Police and a city centre developer have been strongly urged to reached an agreement over plans for a 15 storey tower which it is claimed is a threat to national security.
The council’s planning committee have given a partial approval to Chatham Billingham’s plans for the former Post and Mail print works site in Weaman Street.
But West Midlands Police fears the tower, across the street from its Lloyd House headquarters will block essential and secure radio communications from its rooftop antennae.
The proposed high-rise tower, which could be a hotel, offices or, apartments is a second phase of a development. The first, also approved, includes restaurants, shops and a six-level, 800 space, underground car park.
A spokesman for the developer said that an agreement was reached with police earlier this week and then altered and withdrawn at the 11th hour. He claimed: “We have never been given any technical information to assess the impact on police radio communications.”
The police stood by their objection, the committee was told. But fears that tower block occupants could spy on police offices were dismissed.
However, instead of allowing the tower to rise 195 metres above sea level, councillors set a 185 metre limit and said it must gain police agreement if it wants top two stories.

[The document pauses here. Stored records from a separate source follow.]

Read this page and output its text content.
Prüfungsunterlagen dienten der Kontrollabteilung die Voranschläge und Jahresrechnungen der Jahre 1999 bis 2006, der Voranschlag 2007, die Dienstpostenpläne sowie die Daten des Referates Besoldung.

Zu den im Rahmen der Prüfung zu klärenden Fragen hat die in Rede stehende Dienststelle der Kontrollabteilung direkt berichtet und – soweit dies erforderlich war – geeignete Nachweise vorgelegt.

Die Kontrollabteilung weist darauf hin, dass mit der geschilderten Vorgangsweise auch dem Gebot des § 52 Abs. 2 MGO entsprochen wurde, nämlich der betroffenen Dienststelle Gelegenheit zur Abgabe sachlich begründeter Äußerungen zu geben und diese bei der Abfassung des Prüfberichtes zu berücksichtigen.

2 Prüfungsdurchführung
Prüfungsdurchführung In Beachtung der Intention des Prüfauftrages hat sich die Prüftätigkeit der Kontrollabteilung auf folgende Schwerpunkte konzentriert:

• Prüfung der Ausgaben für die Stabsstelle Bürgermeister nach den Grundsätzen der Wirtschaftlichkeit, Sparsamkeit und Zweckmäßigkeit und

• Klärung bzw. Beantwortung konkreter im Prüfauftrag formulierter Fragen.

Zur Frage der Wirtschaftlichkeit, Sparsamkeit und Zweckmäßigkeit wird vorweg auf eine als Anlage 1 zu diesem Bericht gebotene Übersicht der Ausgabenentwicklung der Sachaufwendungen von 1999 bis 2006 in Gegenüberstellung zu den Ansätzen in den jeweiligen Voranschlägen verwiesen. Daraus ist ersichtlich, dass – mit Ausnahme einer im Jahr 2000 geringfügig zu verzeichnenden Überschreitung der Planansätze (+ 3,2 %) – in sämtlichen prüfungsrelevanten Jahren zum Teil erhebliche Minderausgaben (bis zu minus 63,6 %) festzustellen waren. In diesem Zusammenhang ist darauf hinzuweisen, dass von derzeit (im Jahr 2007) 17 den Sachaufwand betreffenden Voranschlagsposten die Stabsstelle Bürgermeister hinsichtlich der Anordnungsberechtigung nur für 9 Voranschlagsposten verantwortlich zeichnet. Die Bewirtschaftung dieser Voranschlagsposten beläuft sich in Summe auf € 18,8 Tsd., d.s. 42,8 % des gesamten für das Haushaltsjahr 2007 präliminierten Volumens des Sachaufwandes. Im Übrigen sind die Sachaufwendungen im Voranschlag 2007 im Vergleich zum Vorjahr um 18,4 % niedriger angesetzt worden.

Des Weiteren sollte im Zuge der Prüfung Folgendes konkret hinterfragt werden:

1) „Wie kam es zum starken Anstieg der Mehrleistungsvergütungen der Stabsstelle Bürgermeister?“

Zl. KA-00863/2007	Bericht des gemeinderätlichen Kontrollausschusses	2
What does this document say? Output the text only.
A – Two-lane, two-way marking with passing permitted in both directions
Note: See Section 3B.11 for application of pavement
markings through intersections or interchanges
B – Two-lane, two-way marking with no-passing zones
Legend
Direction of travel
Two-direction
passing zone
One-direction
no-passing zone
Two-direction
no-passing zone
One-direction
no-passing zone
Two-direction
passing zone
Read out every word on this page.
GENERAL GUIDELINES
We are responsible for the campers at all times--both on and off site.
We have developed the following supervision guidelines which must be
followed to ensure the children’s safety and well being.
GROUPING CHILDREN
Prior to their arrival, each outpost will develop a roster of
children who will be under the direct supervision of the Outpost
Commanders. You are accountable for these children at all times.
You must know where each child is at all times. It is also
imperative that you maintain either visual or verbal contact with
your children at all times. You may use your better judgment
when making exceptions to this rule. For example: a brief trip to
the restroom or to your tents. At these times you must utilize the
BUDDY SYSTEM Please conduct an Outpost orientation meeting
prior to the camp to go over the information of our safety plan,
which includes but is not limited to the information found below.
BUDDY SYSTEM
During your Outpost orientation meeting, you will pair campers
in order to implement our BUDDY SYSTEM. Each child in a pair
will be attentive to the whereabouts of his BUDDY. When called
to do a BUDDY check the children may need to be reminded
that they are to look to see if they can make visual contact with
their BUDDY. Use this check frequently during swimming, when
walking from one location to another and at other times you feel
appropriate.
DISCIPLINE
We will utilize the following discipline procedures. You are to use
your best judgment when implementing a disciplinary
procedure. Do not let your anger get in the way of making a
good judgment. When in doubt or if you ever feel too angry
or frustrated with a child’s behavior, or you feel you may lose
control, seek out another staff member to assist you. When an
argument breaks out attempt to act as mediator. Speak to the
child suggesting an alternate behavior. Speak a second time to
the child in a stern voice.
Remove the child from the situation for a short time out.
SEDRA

Council director of regeneration Waheed Nazir, who proposed the compromise, said that the development is crucial to the economic growth of the Snow Hill area .
Coun Barry Henley (Lab, Brandwood) was concerned that if the radio mast had to be moved it should be paid for by the developer.
He said: “It isn’t just the height of the building, but its nearness to Lloyd House Police radio transmissions and all that Secret Squirrel MI5 stuff would get disrupted.
“If the antennae does need to be moved, I don’t see why the police should have to pay for it.”
The car park and shops can now be constructed and generate income for the developer so that the phase two tower block can go ahead.